A friend of mine from my Shoreditch days says that he is heading off to a weekend of eating drinking and libertarianism on the 15th March and would I care to go. It looks great but then comes the libertarian dilemma.
If you are a pure thinking individual I would urge you to check out the Freedom Festival here
There are some entertaining speakers: Mark Littlewood, Norman Tebbit, Toby Young, Dan Hannan and I am sure that it will be great fun. However:
a) I am not convinced that this is ideologically pure enough for a true libertarian. I see there is a debate “is immigration a boon or a burden?” If you score straight A’s on the Ron Paul crystal pure test you would not need that debate, the answer is obvious. There is another debate “is the conservative family falling apart?” Heck, when did we join that family to start with?
b) Maybe I am a libertarian because I hate the idea of being organised. One of the joys of Shoreditch life right inside the triangle was that the residents were a pretty crazed bunch. On a day to day basis I had nothing in common with the Lebanese cookery writer for the FT, the fat American artist gay couple, the super geek IT guy from Morgan Stanley or the Australian architect with his French wife who’d been there since the sixties. I struggle to remember the other residents but occasionally we’d come together like a Wild West town called to form a posse, to fight a joint battle. We unite. We disband and then get on with our own lives with no-one passing comment or interfering with what we got up to. It was a very libertarian set-up.

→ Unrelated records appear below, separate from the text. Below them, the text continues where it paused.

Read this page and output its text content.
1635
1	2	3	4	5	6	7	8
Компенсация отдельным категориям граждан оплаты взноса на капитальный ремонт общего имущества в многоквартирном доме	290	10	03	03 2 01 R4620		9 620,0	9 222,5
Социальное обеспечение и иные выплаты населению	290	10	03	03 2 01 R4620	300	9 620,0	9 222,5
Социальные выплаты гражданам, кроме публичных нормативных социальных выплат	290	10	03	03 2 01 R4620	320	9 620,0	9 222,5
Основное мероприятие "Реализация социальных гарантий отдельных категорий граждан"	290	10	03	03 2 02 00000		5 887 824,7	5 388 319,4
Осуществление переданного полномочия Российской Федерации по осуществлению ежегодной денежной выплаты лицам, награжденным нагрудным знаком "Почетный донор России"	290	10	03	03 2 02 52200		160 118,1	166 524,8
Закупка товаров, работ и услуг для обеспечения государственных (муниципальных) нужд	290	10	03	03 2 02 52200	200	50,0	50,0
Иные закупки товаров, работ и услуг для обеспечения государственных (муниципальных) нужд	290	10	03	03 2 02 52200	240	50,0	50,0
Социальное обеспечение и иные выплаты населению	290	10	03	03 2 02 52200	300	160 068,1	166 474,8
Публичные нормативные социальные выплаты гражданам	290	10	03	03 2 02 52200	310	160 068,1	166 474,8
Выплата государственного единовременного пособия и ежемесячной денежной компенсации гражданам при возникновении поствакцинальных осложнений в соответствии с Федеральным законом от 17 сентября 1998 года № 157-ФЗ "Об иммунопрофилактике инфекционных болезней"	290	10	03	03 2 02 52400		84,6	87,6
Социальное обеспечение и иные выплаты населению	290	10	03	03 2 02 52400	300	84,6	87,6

The only neighbour I still chat to from those days (although I bumped into the cookery writer in the Street the other day) is my fellow libertarian, an uber-posh stockbroker. I am always happy to chat to him or to others of a similar persuasion in a chaotic and disorganised manner. But the idea of a weekend of organised and collective libertarianism somehow goes against the grain. Even if the event were not to be somewhat blurred by the presence of certain folks whose views are not exactly crystal pure Paulist (Lord Tebbit, Hannan and the other members of the conservative e political classes) the idea of an organised event is just not me.
For me, the chaos of the internet and of life in a corner of Clerkenwell is a far better forum for my style of libertarianism. And thus I think I must pass on a wet weekend in Bournemouth. Besides I note that West Ham are that weekend visiting the Cultural Quarter, viz Stoke on Trent. That looks a far more attractive option.